In the first of two rallies in Arizona, Trump mocked his rival in the presidential election, Democrat Joe Biden, saying that he wants to listen to Fauci for relevant health advice for the country.
Biden. who had no campaign events scheduled for Monday, responded in a tweet with a simple “Yes” and lambasted Trump in a statement for attacking Fauci.
“Mr. President, you’re right about one thing: the American people are tired. They’re tired of your lies about this virus. They’re tired of watching more Americans die, and more people lose their jobs because you refuse to take this pandemic seriously,” Biden said.
The management of the Covid-19 crisis is the Achilles heel of Trump’s campaign, and the president wants to stop talking about it, on Monday calling top execs at CNN “dumb bastards” for continuing to report about a pandemic that has killed more than 220,000 Americans.
The Trump campaign’s clear interest in diverting attention from the pandemic, with the president himself, the first lady, and several dozen White House officials and staffers becoming infected two weeks ago is such that on Monday it complained about the viewpoint that the issue should be part of the debate this Thursday in which Trump and Biden will face off for the final time in a virtual moderated debate in Nashville, Tennessee.

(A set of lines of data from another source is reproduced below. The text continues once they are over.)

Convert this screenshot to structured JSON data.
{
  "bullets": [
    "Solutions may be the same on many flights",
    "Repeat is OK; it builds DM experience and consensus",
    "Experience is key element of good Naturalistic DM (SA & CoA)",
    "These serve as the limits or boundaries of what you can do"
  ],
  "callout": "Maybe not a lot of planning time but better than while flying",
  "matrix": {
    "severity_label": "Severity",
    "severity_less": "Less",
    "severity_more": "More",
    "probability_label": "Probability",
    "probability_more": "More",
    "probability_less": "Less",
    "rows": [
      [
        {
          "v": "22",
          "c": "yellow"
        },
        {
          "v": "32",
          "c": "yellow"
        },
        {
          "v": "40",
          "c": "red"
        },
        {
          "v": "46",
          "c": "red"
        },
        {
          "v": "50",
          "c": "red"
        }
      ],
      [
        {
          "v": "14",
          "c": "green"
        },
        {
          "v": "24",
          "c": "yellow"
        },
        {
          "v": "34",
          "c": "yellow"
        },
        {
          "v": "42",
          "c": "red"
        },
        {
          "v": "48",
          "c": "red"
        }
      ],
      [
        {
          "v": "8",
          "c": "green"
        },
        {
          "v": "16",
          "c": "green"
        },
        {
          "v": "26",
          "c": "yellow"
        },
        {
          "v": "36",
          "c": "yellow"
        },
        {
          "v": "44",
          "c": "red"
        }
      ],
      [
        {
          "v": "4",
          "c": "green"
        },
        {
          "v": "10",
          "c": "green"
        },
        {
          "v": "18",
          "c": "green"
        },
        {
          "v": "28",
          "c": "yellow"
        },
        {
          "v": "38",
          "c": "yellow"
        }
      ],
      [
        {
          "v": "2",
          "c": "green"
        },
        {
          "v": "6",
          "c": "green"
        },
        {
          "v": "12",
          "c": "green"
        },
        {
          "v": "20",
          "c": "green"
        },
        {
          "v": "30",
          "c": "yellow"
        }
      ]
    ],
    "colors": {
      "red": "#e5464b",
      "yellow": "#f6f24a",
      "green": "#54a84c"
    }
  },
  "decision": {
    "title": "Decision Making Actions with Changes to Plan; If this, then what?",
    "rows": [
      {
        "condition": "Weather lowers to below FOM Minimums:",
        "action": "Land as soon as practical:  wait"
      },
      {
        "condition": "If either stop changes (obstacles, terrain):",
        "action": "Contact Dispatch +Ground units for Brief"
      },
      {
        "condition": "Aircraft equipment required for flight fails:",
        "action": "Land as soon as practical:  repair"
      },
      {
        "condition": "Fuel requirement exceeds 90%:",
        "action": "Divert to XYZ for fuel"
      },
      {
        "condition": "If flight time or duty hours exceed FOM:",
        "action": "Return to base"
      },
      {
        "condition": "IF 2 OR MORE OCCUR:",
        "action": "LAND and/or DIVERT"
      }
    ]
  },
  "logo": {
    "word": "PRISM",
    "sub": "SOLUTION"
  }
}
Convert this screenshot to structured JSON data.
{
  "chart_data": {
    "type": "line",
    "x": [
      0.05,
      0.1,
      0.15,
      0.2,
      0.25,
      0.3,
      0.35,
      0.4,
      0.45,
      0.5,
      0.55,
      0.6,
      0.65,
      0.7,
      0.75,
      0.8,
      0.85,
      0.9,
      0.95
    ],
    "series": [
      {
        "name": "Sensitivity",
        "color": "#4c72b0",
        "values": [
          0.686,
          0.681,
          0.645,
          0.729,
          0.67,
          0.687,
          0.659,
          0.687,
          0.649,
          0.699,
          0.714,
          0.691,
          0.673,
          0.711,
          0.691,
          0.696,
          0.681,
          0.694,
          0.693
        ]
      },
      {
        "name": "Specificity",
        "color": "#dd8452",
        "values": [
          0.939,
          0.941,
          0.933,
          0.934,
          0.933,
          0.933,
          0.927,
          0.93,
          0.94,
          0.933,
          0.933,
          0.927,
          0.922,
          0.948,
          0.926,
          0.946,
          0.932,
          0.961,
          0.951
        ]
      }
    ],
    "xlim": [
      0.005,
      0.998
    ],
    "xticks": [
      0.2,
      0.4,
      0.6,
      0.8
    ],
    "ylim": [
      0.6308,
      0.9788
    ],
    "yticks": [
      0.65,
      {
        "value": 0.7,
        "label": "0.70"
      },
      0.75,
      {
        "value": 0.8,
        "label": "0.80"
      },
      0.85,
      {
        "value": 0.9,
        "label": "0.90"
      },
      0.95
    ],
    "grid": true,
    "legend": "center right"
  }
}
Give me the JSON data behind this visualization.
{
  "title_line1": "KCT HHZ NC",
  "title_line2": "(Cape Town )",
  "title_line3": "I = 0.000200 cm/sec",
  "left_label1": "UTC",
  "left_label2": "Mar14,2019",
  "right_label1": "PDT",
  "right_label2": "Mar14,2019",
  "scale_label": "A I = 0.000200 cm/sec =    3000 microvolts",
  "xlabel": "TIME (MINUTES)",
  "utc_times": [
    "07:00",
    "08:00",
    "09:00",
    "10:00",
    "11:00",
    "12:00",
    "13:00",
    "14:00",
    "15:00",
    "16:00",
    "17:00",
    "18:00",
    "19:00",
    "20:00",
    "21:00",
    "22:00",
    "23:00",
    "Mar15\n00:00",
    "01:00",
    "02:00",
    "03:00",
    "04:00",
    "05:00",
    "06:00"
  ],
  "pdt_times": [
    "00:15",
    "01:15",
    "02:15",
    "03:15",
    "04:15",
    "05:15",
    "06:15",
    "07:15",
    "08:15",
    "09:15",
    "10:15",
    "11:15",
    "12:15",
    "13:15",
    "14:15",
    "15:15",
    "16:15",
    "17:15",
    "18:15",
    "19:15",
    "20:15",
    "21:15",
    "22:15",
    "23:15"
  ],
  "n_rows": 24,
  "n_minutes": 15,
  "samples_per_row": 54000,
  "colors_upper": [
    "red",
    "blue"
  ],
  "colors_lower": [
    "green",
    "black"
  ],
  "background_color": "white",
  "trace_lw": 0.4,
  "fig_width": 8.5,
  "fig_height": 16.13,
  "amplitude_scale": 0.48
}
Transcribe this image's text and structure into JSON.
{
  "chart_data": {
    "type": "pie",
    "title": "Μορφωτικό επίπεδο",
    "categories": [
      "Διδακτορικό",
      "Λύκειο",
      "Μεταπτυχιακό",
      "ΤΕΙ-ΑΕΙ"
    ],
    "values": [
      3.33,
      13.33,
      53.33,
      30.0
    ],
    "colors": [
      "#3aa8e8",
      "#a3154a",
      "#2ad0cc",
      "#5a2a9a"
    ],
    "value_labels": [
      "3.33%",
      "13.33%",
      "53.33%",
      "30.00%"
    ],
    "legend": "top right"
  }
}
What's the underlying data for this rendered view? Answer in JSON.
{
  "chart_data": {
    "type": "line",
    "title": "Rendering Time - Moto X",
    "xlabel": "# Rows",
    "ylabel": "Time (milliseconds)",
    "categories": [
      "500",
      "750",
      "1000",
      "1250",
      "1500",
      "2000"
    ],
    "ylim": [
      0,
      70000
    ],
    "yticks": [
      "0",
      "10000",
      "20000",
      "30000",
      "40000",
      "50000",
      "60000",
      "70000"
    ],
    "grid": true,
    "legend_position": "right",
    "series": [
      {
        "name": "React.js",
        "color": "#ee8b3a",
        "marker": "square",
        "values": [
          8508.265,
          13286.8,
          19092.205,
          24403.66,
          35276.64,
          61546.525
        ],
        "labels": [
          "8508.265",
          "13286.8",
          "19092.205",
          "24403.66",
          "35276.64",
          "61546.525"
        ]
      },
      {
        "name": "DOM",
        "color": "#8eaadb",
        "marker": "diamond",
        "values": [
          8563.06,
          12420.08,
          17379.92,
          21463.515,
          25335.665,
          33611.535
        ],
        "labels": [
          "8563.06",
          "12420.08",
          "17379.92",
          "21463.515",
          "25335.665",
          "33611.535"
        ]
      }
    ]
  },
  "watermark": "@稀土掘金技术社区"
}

“We had expected that foreign policy would be the central focus of the October 22 debate,” wrote Trump campaign manager Bill Stepien in a letter sent to the independent Commission on Presidential Debates.
Stepien complained about the decision of the debate moderator – journalist Kristen Welker – not to focus only on an exchange of views on foreign policy but rather to also include questions about Covid-19 and climate change, which are significantly thornier issues for Trump, given his much-criticized stances on both.
Nevertheless, and although Biden is maintaining his roughly 10-point advantage over Trump in the national voter surveys, the president and his campaign said on Monday that they are sure that they will be able to win the Nov. 3 election, despite all the forecasts saying otherwise, as they did in 2016.
Trump said on Twitter that he had never been more optimistic about winning the election than right now in either of his two presidential campaigns.
In a telephone press conference, Stepien admitted that the contest is close, but he predicted that Trump will win the key states of Florida and Nevada and announced an investment of $55 million in television ads in those two states, as well as in Arizona, Iowa, Michigan, Wisconsin, Pennsylvania, North Carolina and Georgia.